Welche Steuerregeln gelten für in Deutschland ansässige Arbeitnehmer, die im Ausland arbeiten? Der BFH hat klargestellt: Erhält der Arbeitnehmer seinen Lohn aufgrund der niederländischen 30-%-Regelung steuerfrei, ist er nach dem einschlägigen Doppelbesteuerungsabkommen (DBA) auch von der Bemessungsgrundlage der deutschen Steuer ausgenommen. Lediglich der Progressionsvorbehalt ist anzuwenden.
Der für eine Tätigkeit in den Niederlanden gezahlte Arbeitslohn eines in Deutschland ansässigen Arbeitnehmers ist auch insoweit nach dem Doppelbesteuerungsabkommen (DBA) unter Anwendung des Progressionsvorbehalts steuerfrei, als der Arbeitnehmer den Arbeitslohn aufgrund der sogenannten 30-%-Regelung steuerfrei erhalten hat.
Sachverhalt im Besprechungsfall
K pendelte im Streitjahr regelmäßig täglich zu seinem Arbeitgeber in den Niederlanden. Er übte seine Tätigkeit an 157 Tagen in den Niederlanden und an 80 Tagen in Deutschland aus.
30 % seines Arbeitslohns wurden K von seinem niederländischen Arbeitgeber steuerfrei ausgezahlt, weil niederländische Arbeitgeber nach den Regelungen des niederländischen Lohnsteuergesetzes Arbeitnehmern, die eine Tätigkeit bei einem niederländischen Arbeitgeber aufnehmen und zwecks Ausübung täglich vom Ausland in die Niederlande reisen, durch den Aufenthalt in den Niederlanden entstehende Mehrkosten steuerfrei erstatten können.
Dabei hat der Arbeitgeber bezüglich der steuerfreien Erstattung dieser Kosten die Möglichkeit, dem Arbeitnehmer (ohne Nachweis der tatsächlich entstandenen Kosten) nach Zustimmung durch die niederländischen Finanzbehörden pauschal 30 % des (niederländischen) Arbeitslohns steuerfrei auszuzahlen (sog. 30-%-Regelung).
Der Arbeitgeber des K nahm berechtigterweise die 30-%-Regelung in Anspruch. Das beklagte Finanzamt unterwarf den gesamten Betrag der Besteuerung. Das Finanzgericht folgte dem, der Bundesfinanzhof (BFH) hingegen nicht.
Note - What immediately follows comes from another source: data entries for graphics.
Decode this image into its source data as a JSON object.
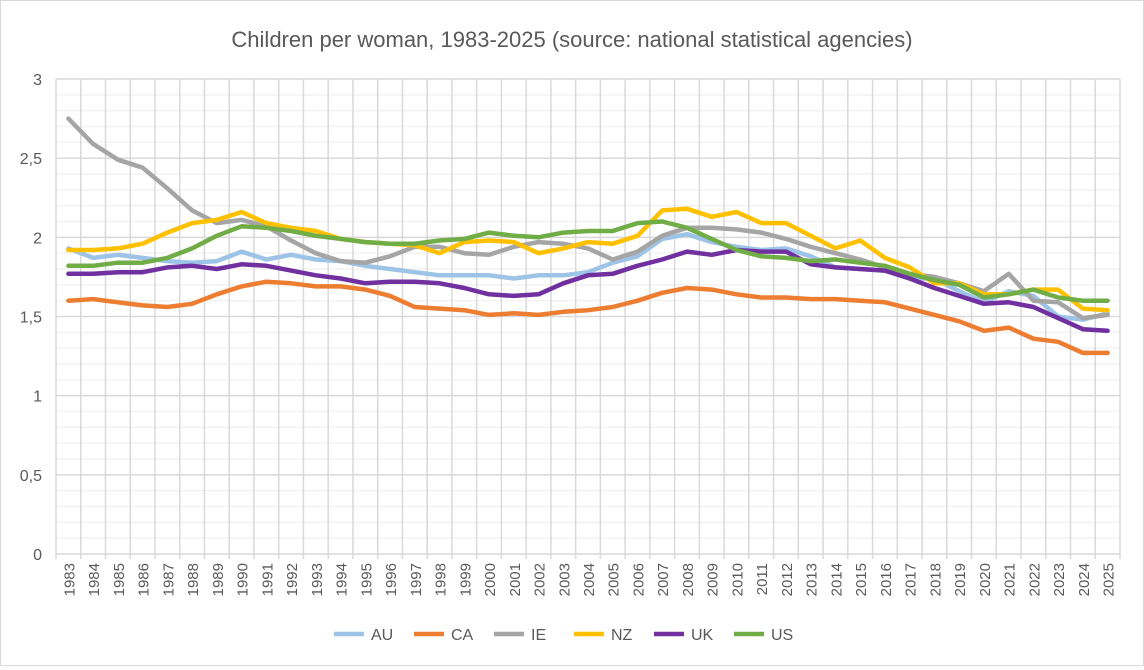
{
  "chart_data": {
    "type": "line",
    "title": "Children per woman, 1983-2025 (source: national statistical agencies)",
    "xlabel": "",
    "ylabel": "",
    "ylim": [
      0,
      3
    ],
    "yticks": [
      "0",
      "0,5",
      "1",
      "1,5",
      "2",
      "2,5",
      "3"
    ],
    "grid": true,
    "legend": "bottom",
    "x": [
      1983,
      1984,
      1985,
      1986,
      1987,
      1988,
      1989,
      1990,
      1991,
      1992,
      1993,
      1994,
      1995,
      1996,
      1997,
      1998,
      1999,
      2000,
      2001,
      2002,
      2003,
      2004,
      2005,
      2006,
      2007,
      2008,
      2009,
      2010,
      2011,
      2012,
      2013,
      2014,
      2015,
      2016,
      2017,
      2018,
      2019,
      2020,
      2021,
      2022,
      2023,
      2024,
      2025
    ],
    "series": [
      {
        "name": "AU",
        "color": "#9dc3e6",
        "values": [
          1.93,
          1.87,
          1.89,
          1.87,
          1.85,
          1.84,
          1.85,
          1.91,
          1.86,
          1.89,
          1.86,
          1.85,
          1.82,
          1.8,
          1.78,
          1.76,
          1.76,
          1.76,
          1.74,
          1.76,
          1.76,
          1.78,
          1.84,
          1.88,
          1.99,
          2.02,
          1.97,
          1.94,
          1.92,
          1.93,
          1.88,
          1.81,
          1.8,
          1.79,
          1.74,
          1.74,
          1.66,
          1.59,
          1.66,
          1.63,
          1.5,
          1.48,
          1.52
        ]
      },
      {
        "name": "CA",
        "color": "#ed7d31",
        "values": [
          1.6,
          1.61,
          1.59,
          1.57,
          1.56,
          1.58,
          1.64,
          1.69,
          1.72,
          1.71,
          1.69,
          1.69,
          1.67,
          1.63,
          1.56,
          1.55,
          1.54,
          1.51,
          1.52,
          1.51,
          1.53,
          1.54,
          1.56,
          1.6,
          1.65,
          1.68,
          1.67,
          1.64,
          1.62,
          1.62,
          1.61,
          1.61,
          1.6,
          1.59,
          1.55,
          1.51,
          1.47,
          1.41,
          1.43,
          1.36,
          1.34,
          1.27,
          1.27
        ]
      },
      {
        "name": "IE",
        "color": "#a5a5a5",
        "values": [
          2.75,
          2.59,
          2.49,
          2.44,
          2.31,
          2.17,
          2.09,
          2.11,
          2.07,
          1.98,
          1.9,
          1.85,
          1.84,
          1.88,
          1.94,
          1.94,
          1.9,
          1.89,
          1.94,
          1.97,
          1.96,
          1.93,
          1.86,
          1.91,
          2.01,
          2.06,
          2.06,
          2.05,
          2.03,
          1.99,
          1.94,
          1.9,
          1.86,
          1.81,
          1.77,
          1.75,
          1.71,
          1.66,
          1.77,
          1.6,
          1.59,
          1.49,
          1.51
        ]
      },
      {
        "name": "NZ",
        "color": "#ffc000",
        "values": [
          1.92,
          1.92,
          1.93,
          1.96,
          2.03,
          2.09,
          2.11,
          2.16,
          2.09,
          2.06,
          2.04,
          1.99,
          1.97,
          1.96,
          1.95,
          1.9,
          1.97,
          1.98,
          1.97,
          1.9,
          1.93,
          1.97,
          1.96,
          2.01,
          2.17,
          2.18,
          2.13,
          2.16,
          2.09,
          2.09,
          2.01,
          1.93,
          1.98,
          1.87,
          1.81,
          1.71,
          1.71,
          1.64,
          1.64,
          1.67,
          1.67,
          1.55,
          1.54
        ]
      },
      {
        "name": "UK",
        "color": "#7030a0",
        "values": [
          1.77,
          1.77,
          1.78,
          1.78,
          1.81,
          1.82,
          1.8,
          1.83,
          1.82,
          1.79,
          1.76,
          1.74,
          1.71,
          1.72,
          1.72,
          1.71,
          1.68,
          1.64,
          1.63,
          1.64,
          1.71,
          1.76,
          1.77,
          1.82,
          1.86,
          1.91,
          1.89,
          1.92,
          1.91,
          1.91,
          1.83,
          1.81,
          1.8,
          1.79,
          1.74,
          1.68,
          1.63,
          1.58,
          1.59,
          1.56,
          1.49,
          1.42,
          1.41
        ]
      },
      {
        "name": "US",
        "color": "#70ad47",
        "values": [
          1.82,
          1.82,
          1.84,
          1.84,
          1.87,
          1.93,
          2.01,
          2.07,
          2.06,
          2.04,
          2.01,
          1.99,
          1.97,
          1.96,
          1.96,
          1.98,
          1.99,
          2.03,
          2.01,
          2.0,
          2.03,
          2.04,
          2.04,
          2.09,
          2.1,
          2.06,
          1.99,
          1.92,
          1.88,
          1.87,
          1.85,
          1.86,
          1.84,
          1.82,
          1.77,
          1.73,
          1.7,
          1.62,
          1.64,
          1.67,
          1.62,
          1.6,
          1.6
        ]
      }
    ]
  }
}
Begründung im Besprechungsfall
Zur Vermeidung der Doppelbesteuerung werden nach dem DBA bei einer in Deutschland ansässigen Person die niederländischen Einkünfte von der Bemessungsgrundlage der deutschen Steuer ausgenommen und insoweit lediglich in den Progressionsvorbehalt einbezogen, wenn diese Einkünfte tatsächlich in den Niederlanden besteuert werden.
Eine tatsächliche Besteuerung im anderen Vertragsstaat liegt vor, wenn dieser die betreffenden Einkünfte in die steuerliche Bemessungsgrundlage einbezieht. Eine Steuer(zahl)last muss hierdurch nicht entstehen.
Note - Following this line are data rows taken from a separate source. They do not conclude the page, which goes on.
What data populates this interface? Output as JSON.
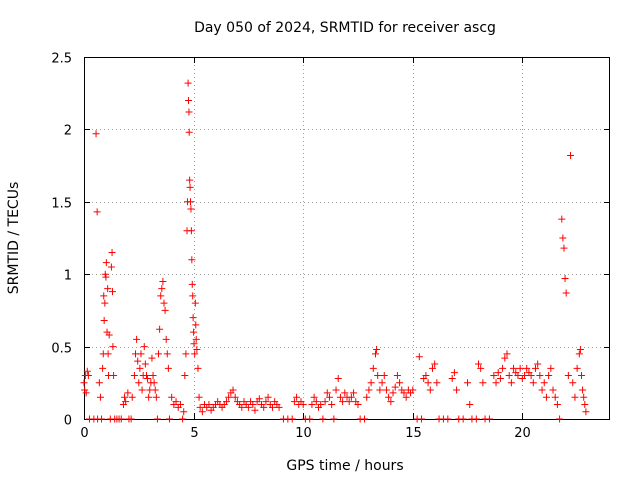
{
  "chart_data": {
    "type": "scatter",
    "title": "Day 050 of 2024, SRMTID for receiver ascg",
    "xlabel": "GPS time / hours",
    "ylabel": "SRMTID / TECUs",
    "xlim": [
      0,
      24
    ],
    "ylim": [
      0,
      2.5
    ],
    "xticks": [
      0,
      5,
      10,
      15,
      20
    ],
    "xtick_labels": [
      "0",
      "5",
      "10",
      "15",
      "20"
    ],
    "yticks": [
      0,
      0.5,
      1,
      1.5,
      2,
      2.5
    ],
    "ytick_labels": [
      "0",
      "0.5",
      "1",
      "1.5",
      "2",
      "2.5"
    ],
    "grid": true,
    "marker": "+",
    "color": "#ff0000",
    "series": [
      {
        "name": "SRMTID",
        "points": [
          [
            0.0,
            0.25
          ],
          [
            0.03,
            0.2
          ],
          [
            0.06,
            0.3
          ],
          [
            0.1,
            0.18
          ],
          [
            0.15,
            0.33
          ],
          [
            0.2,
            0.3
          ],
          [
            0.25,
            0.0
          ],
          [
            0.45,
            0.0
          ],
          [
            0.55,
            1.97
          ],
          [
            0.6,
            1.43
          ],
          [
            0.62,
            0.0
          ],
          [
            0.7,
            0.25
          ],
          [
            0.75,
            0.15
          ],
          [
            0.8,
            0.0
          ],
          [
            0.85,
            0.35
          ],
          [
            0.88,
            0.45
          ],
          [
            0.9,
            0.85
          ],
          [
            0.92,
            0.68
          ],
          [
            0.95,
            0.8
          ],
          [
            0.97,
            1.0
          ],
          [
            1.0,
            0.98
          ],
          [
            1.02,
            1.08
          ],
          [
            1.05,
            0.6
          ],
          [
            1.08,
            0.9
          ],
          [
            1.1,
            0.45
          ],
          [
            1.12,
            0.3
          ],
          [
            1.15,
            0.58
          ],
          [
            1.2,
            0.0
          ],
          [
            1.25,
            1.05
          ],
          [
            1.28,
            1.15
          ],
          [
            1.3,
            0.88
          ],
          [
            1.32,
            0.5
          ],
          [
            1.35,
            0.3
          ],
          [
            1.4,
            0.0
          ],
          [
            1.5,
            0.0
          ],
          [
            1.6,
            0.0
          ],
          [
            1.7,
            0.0
          ],
          [
            1.8,
            0.1
          ],
          [
            1.85,
            0.15
          ],
          [
            1.9,
            0.12
          ],
          [
            2.0,
            0.18
          ],
          [
            2.05,
            0.0
          ],
          [
            2.15,
            0.0
          ],
          [
            2.2,
            0.15
          ],
          [
            2.3,
            0.3
          ],
          [
            2.35,
            0.45
          ],
          [
            2.4,
            0.55
          ],
          [
            2.45,
            0.4
          ],
          [
            2.5,
            0.25
          ],
          [
            2.55,
            0.35
          ],
          [
            2.6,
            0.45
          ],
          [
            2.65,
            0.2
          ],
          [
            2.7,
            0.3
          ],
          [
            2.75,
            0.5
          ],
          [
            2.8,
            0.38
          ],
          [
            2.85,
            0.3
          ],
          [
            2.9,
            0.28
          ],
          [
            2.95,
            0.15
          ],
          [
            3.0,
            0.2
          ],
          [
            3.05,
            0.25
          ],
          [
            3.1,
            0.42
          ],
          [
            3.15,
            0.3
          ],
          [
            3.2,
            0.25
          ],
          [
            3.25,
            0.2
          ],
          [
            3.3,
            0.15
          ],
          [
            3.35,
            0.0
          ],
          [
            3.4,
            0.45
          ],
          [
            3.45,
            0.62
          ],
          [
            3.5,
            0.85
          ],
          [
            3.55,
            0.9
          ],
          [
            3.6,
            0.95
          ],
          [
            3.65,
            0.8
          ],
          [
            3.7,
            0.75
          ],
          [
            3.75,
            0.55
          ],
          [
            3.8,
            0.45
          ],
          [
            3.85,
            0.35
          ],
          [
            3.9,
            0.0
          ],
          [
            4.0,
            0.15
          ],
          [
            4.1,
            0.1
          ],
          [
            4.2,
            0.12
          ],
          [
            4.3,
            0.08
          ],
          [
            4.4,
            0.1
          ],
          [
            4.5,
            0.0
          ],
          [
            4.55,
            0.05
          ],
          [
            4.6,
            0.3
          ],
          [
            4.65,
            0.45
          ],
          [
            4.7,
            1.3
          ],
          [
            4.72,
            1.5
          ],
          [
            4.75,
            2.32
          ],
          [
            4.77,
            2.2
          ],
          [
            4.79,
            2.12
          ],
          [
            4.8,
            1.98
          ],
          [
            4.82,
            1.65
          ],
          [
            4.84,
            1.6
          ],
          [
            4.86,
            1.5
          ],
          [
            4.88,
            1.45
          ],
          [
            4.9,
            1.3
          ],
          [
            4.92,
            1.1
          ],
          [
            4.94,
            0.93
          ],
          [
            4.96,
            0.85
          ],
          [
            4.98,
            0.7
          ],
          [
            5.0,
            0.6
          ],
          [
            5.02,
            0.52
          ],
          [
            5.05,
            0.45
          ],
          [
            5.08,
            0.8
          ],
          [
            5.1,
            0.65
          ],
          [
            5.12,
            0.55
          ],
          [
            5.15,
            0.48
          ],
          [
            5.2,
            0.35
          ],
          [
            5.25,
            0.15
          ],
          [
            5.3,
            0.08
          ],
          [
            5.4,
            0.05
          ],
          [
            5.5,
            0.1
          ],
          [
            5.6,
            0.08
          ],
          [
            5.7,
            0.1
          ],
          [
            5.8,
            0.06
          ],
          [
            5.9,
            0.08
          ],
          [
            6.0,
            0.1
          ],
          [
            6.1,
            0.12
          ],
          [
            6.2,
            0.1
          ],
          [
            6.3,
            0.08
          ],
          [
            6.4,
            0.1
          ],
          [
            6.5,
            0.12
          ],
          [
            6.6,
            0.15
          ],
          [
            6.7,
            0.18
          ],
          [
            6.8,
            0.2
          ],
          [
            6.9,
            0.15
          ],
          [
            7.0,
            0.12
          ],
          [
            7.1,
            0.1
          ],
          [
            7.2,
            0.08
          ],
          [
            7.3,
            0.12
          ],
          [
            7.4,
            0.1
          ],
          [
            7.5,
            0.08
          ],
          [
            7.6,
            0.12
          ],
          [
            7.7,
            0.1
          ],
          [
            7.8,
            0.06
          ],
          [
            7.9,
            0.12
          ],
          [
            8.0,
            0.14
          ],
          [
            8.1,
            0.1
          ],
          [
            8.2,
            0.08
          ],
          [
            8.3,
            0.12
          ],
          [
            8.4,
            0.15
          ],
          [
            8.5,
            0.1
          ],
          [
            8.6,
            0.08
          ],
          [
            8.7,
            0.12
          ],
          [
            8.8,
            0.1
          ],
          [
            8.9,
            0.08
          ],
          [
            9.1,
            0.0
          ],
          [
            9.3,
            0.0
          ],
          [
            9.5,
            0.0
          ],
          [
            9.6,
            0.12
          ],
          [
            9.7,
            0.15
          ],
          [
            9.8,
            0.1
          ],
          [
            9.9,
            0.12
          ],
          [
            10.0,
            0.1
          ],
          [
            10.1,
            0.0
          ],
          [
            10.3,
            0.0
          ],
          [
            10.4,
            0.1
          ],
          [
            10.5,
            0.15
          ],
          [
            10.6,
            0.12
          ],
          [
            10.7,
            0.08
          ],
          [
            10.8,
            0.1
          ],
          [
            10.9,
            0.0
          ],
          [
            11.0,
            0.12
          ],
          [
            11.1,
            0.18
          ],
          [
            11.2,
            0.15
          ],
          [
            11.3,
            0.1
          ],
          [
            11.4,
            0.0
          ],
          [
            11.5,
            0.2
          ],
          [
            11.6,
            0.28
          ],
          [
            11.7,
            0.15
          ],
          [
            11.8,
            0.12
          ],
          [
            11.9,
            0.18
          ],
          [
            12.0,
            0.15
          ],
          [
            12.1,
            0.12
          ],
          [
            12.2,
            0.15
          ],
          [
            12.3,
            0.18
          ],
          [
            12.4,
            0.12
          ],
          [
            12.5,
            0.1
          ],
          [
            12.6,
            0.0
          ],
          [
            12.8,
            0.0
          ],
          [
            12.9,
            0.15
          ],
          [
            13.0,
            0.2
          ],
          [
            13.1,
            0.25
          ],
          [
            13.2,
            0.35
          ],
          [
            13.3,
            0.45
          ],
          [
            13.35,
            0.48
          ],
          [
            13.4,
            0.3
          ],
          [
            13.5,
            0.2
          ],
          [
            13.6,
            0.25
          ],
          [
            13.7,
            0.3
          ],
          [
            13.8,
            0.2
          ],
          [
            13.9,
            0.15
          ],
          [
            14.0,
            0.12
          ],
          [
            14.1,
            0.18
          ],
          [
            14.2,
            0.22
          ],
          [
            14.3,
            0.3
          ],
          [
            14.4,
            0.25
          ],
          [
            14.5,
            0.2
          ],
          [
            14.6,
            0.18
          ],
          [
            14.7,
            0.15
          ],
          [
            14.8,
            0.2
          ],
          [
            14.9,
            0.18
          ],
          [
            15.0,
            0.2
          ],
          [
            15.2,
            0.0
          ],
          [
            15.3,
            0.43
          ],
          [
            15.4,
            0.0
          ],
          [
            15.5,
            0.28
          ],
          [
            15.6,
            0.3
          ],
          [
            15.7,
            0.25
          ],
          [
            15.8,
            0.2
          ],
          [
            15.9,
            0.35
          ],
          [
            16.0,
            0.38
          ],
          [
            16.1,
            0.25
          ],
          [
            16.2,
            0.0
          ],
          [
            16.4,
            0.0
          ],
          [
            16.6,
            0.0
          ],
          [
            16.8,
            0.28
          ],
          [
            16.9,
            0.32
          ],
          [
            17.0,
            0.2
          ],
          [
            17.1,
            0.0
          ],
          [
            17.3,
            0.0
          ],
          [
            17.5,
            0.25
          ],
          [
            17.6,
            0.1
          ],
          [
            17.7,
            0.0
          ],
          [
            17.9,
            0.0
          ],
          [
            18.0,
            0.38
          ],
          [
            18.1,
            0.35
          ],
          [
            18.2,
            0.25
          ],
          [
            18.3,
            0.0
          ],
          [
            18.5,
            0.0
          ],
          [
            18.7,
            0.3
          ],
          [
            18.8,
            0.25
          ],
          [
            18.9,
            0.32
          ],
          [
            19.0,
            0.28
          ],
          [
            19.1,
            0.35
          ],
          [
            19.2,
            0.42
          ],
          [
            19.3,
            0.45
          ],
          [
            19.4,
            0.3
          ],
          [
            19.5,
            0.25
          ],
          [
            19.6,
            0.35
          ],
          [
            19.7,
            0.32
          ],
          [
            19.8,
            0.3
          ],
          [
            19.9,
            0.35
          ],
          [
            20.0,
            0.28
          ],
          [
            20.1,
            0.3
          ],
          [
            20.2,
            0.35
          ],
          [
            20.3,
            0.32
          ],
          [
            20.4,
            0.3
          ],
          [
            20.5,
            0.25
          ],
          [
            20.6,
            0.35
          ],
          [
            20.7,
            0.38
          ],
          [
            20.8,
            0.3
          ],
          [
            20.9,
            0.2
          ],
          [
            21.0,
            0.25
          ],
          [
            21.1,
            0.15
          ],
          [
            21.2,
            0.3
          ],
          [
            21.3,
            0.35
          ],
          [
            21.4,
            0.2
          ],
          [
            21.5,
            0.15
          ],
          [
            21.6,
            0.1
          ],
          [
            21.7,
            0.0
          ],
          [
            21.8,
            1.38
          ],
          [
            21.85,
            1.25
          ],
          [
            21.9,
            1.18
          ],
          [
            21.95,
            0.97
          ],
          [
            22.0,
            0.87
          ],
          [
            22.1,
            0.3
          ],
          [
            22.2,
            1.82
          ],
          [
            22.3,
            0.25
          ],
          [
            22.4,
            0.15
          ],
          [
            22.5,
            0.35
          ],
          [
            22.6,
            0.45
          ],
          [
            22.65,
            0.48
          ],
          [
            22.7,
            0.3
          ],
          [
            22.75,
            0.2
          ],
          [
            22.8,
            0.15
          ],
          [
            22.85,
            0.1
          ],
          [
            22.9,
            0.05
          ]
        ]
      }
    ]
  }
}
Hingegen fehlt es an einer tatsächlichen Besteuerung u. a., falls Einkünfte in den Niederlanden aufgrund einer sachlichen oder persönlichen Steuerbefreiung nicht besteuert werden oder dort eine Besteuerung nicht durchgeführt wurde.
Weil nach Ansicht des BFH der gesamte niederländische Arbeitslohn des K, soweit den Niederlanden das Besteuerungsrecht zustand, in den Niederlanden in vollem Umfang tatsächlich besteuert worden ist, und zwar auch, soweit der K seinen niederländischen Arbeitslohn aufgrund der 30-%-Regelung steuerfrei erhalten hat, gab er der Klage des K statt.
Dies begründet der BFH damit, dass es sich bei der 30-%-Regelung nicht um eine persönliche oder sachliche Steuerbefreiung, die eine tatsächliche Nichtbesteuerung bewirkt, sondern um die pauschalierte Erstattung von steuererheblichen Aufwendungen des Steuerpflichtigen handelt.
Praxishinweis
Der BFH hat für das DBA Niederlande geklärt, dass der für eine Tätigkeit in den Niederlanden gezahlte Arbeitslohn eines in Deutschland ansässigen Arbeitnehmers auch insoweit unter Anwendung des Progressionsvorbehalts von der Bemessungsgrundlage der deutschen Steuer auszunehmen ist, als der Arbeitnehmer den Arbeitslohn aufgrund der sog. 30-%-Regelung steuerfrei erhalten hat.